On the hunt for inflation protection?

David Prosser explores the asset classes which can shelter investors from inflation and how investment companies can allow access to them.  


7% and still rising. UK inflation now stands at a level not seen since 1992 and economists are divided on how much pain there still is to come; some forecasters now expect the inflation rate to hit 10% over the next six months.

Amid this spike, the search for inflation-beating investment returns feels even more urgent. Cash assets have been losing money in real terms for years now, but with inflation at current levels, it is difficult to know where else to look to preserve the value of wealth. Stock market volatility only adds to the uncertainty.

In that context, it was interesting to see a recent Daily Telegraph article pinpointing six potential asset classes to consider for protection against inflation – and in each case, investment companies provide the easiest route in.

The commodities market, where the surging price of raw materials is a major driver of the current bout of inflation, topped the newspaper’s list. In which case an investment company such as BlackRock World Mining offers an accessible way into an asset class that investors would otherwise struggle with.

Similarly, gold is often regarded as the classic inflation hedge, but most investors don’t feel comfortable buying the precious metal itself (though gold dealers do make this more straightforward than is often realised). Here too the BlackRock fund could be useful, but mixed asset funds such as Ruffer Investment Company, which focus on capital preservation, also offer increasing gold exposure right now.

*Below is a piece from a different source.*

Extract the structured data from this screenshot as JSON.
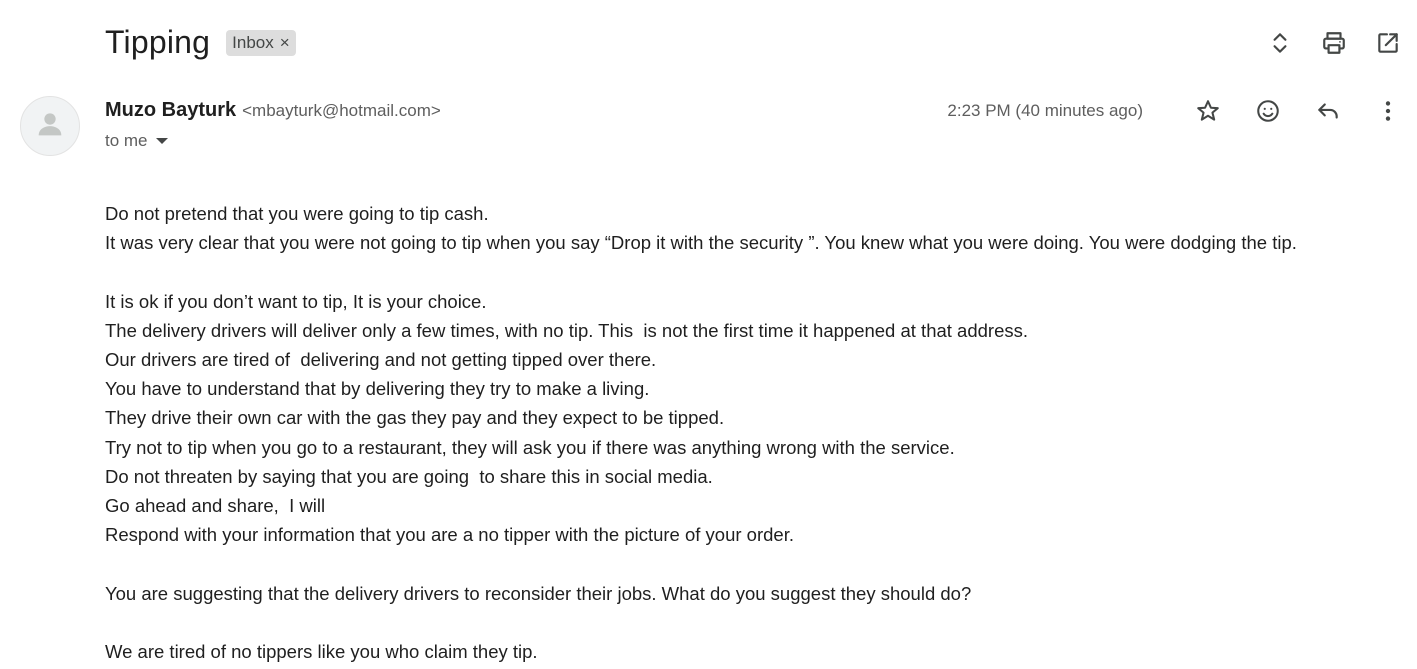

Or what about infrastructure? As with gold, the tangible nature of infrastructure assets – road and rail networks, say, are real things, rather than creations of the financial markets – can offer respite during inflationary periods. Again, it is investment companies that are opening up this asset class, with around ten funds now offering a managed exposure to different types of infrastructure.

Index-linked gilts are another option worth considering. They pay an income that is explicitly linked to the inflation rate, which effectively confers automatic protection on the holder. One option is to buy linkers directly, but funds such as Capital Gearing Trust also invest in these assets.

Property, another tangible asset, provides a fifth option for those seeking shelter from higher inflation. While residential property comes with difficulties attached – including unfavourable tax treatment for investors – commercial property can be a very effective inflation hedge. In some cases, the leases on such properties even provide for rental increases linked to inflation. Investment companies such as Supermarket Income REIT and Secure Income REIT are one way to access this sort of insulation.

The final asset class on the Telegraph’s list of potential inflation beaters is more problematic. Digital currencies such as Bitcoin continue to attract interest from investors though attempts to portray them as “digital gold” are not based on a great deal of evidence that they provide the sort of inflation protection traditionally associated with the real thing. Still, for investors attracted to Bitcoin and its counterparts, a managed fund might provide some reassurance in a market that has seen very significant volatility. Ruffer is one investment company that has taken positions in the bitcoin market.

Why are investment companies a common theme throughout this disparate range of asset classes providing potential protection from rising inflation? The answer is that the structure of an investment company makes these funds uniquely well-suited to investing in asset classes where liquidity may be an issue.

In areas such as infrastructure and property, for example, the underlying investment can be difficult to trade, particularly at speed. But the daily dealing that investment companies offer through their stock market listing means this is not a problem for investors; they can get in and out of the fund at will.

In fact, investment companies have a long and proud history of investing in a much broader range of asset classes than other types of fund. For investors and advisers who believe these asset classes are now the best place to shelter from inflation, investment companies will often be the first port of call.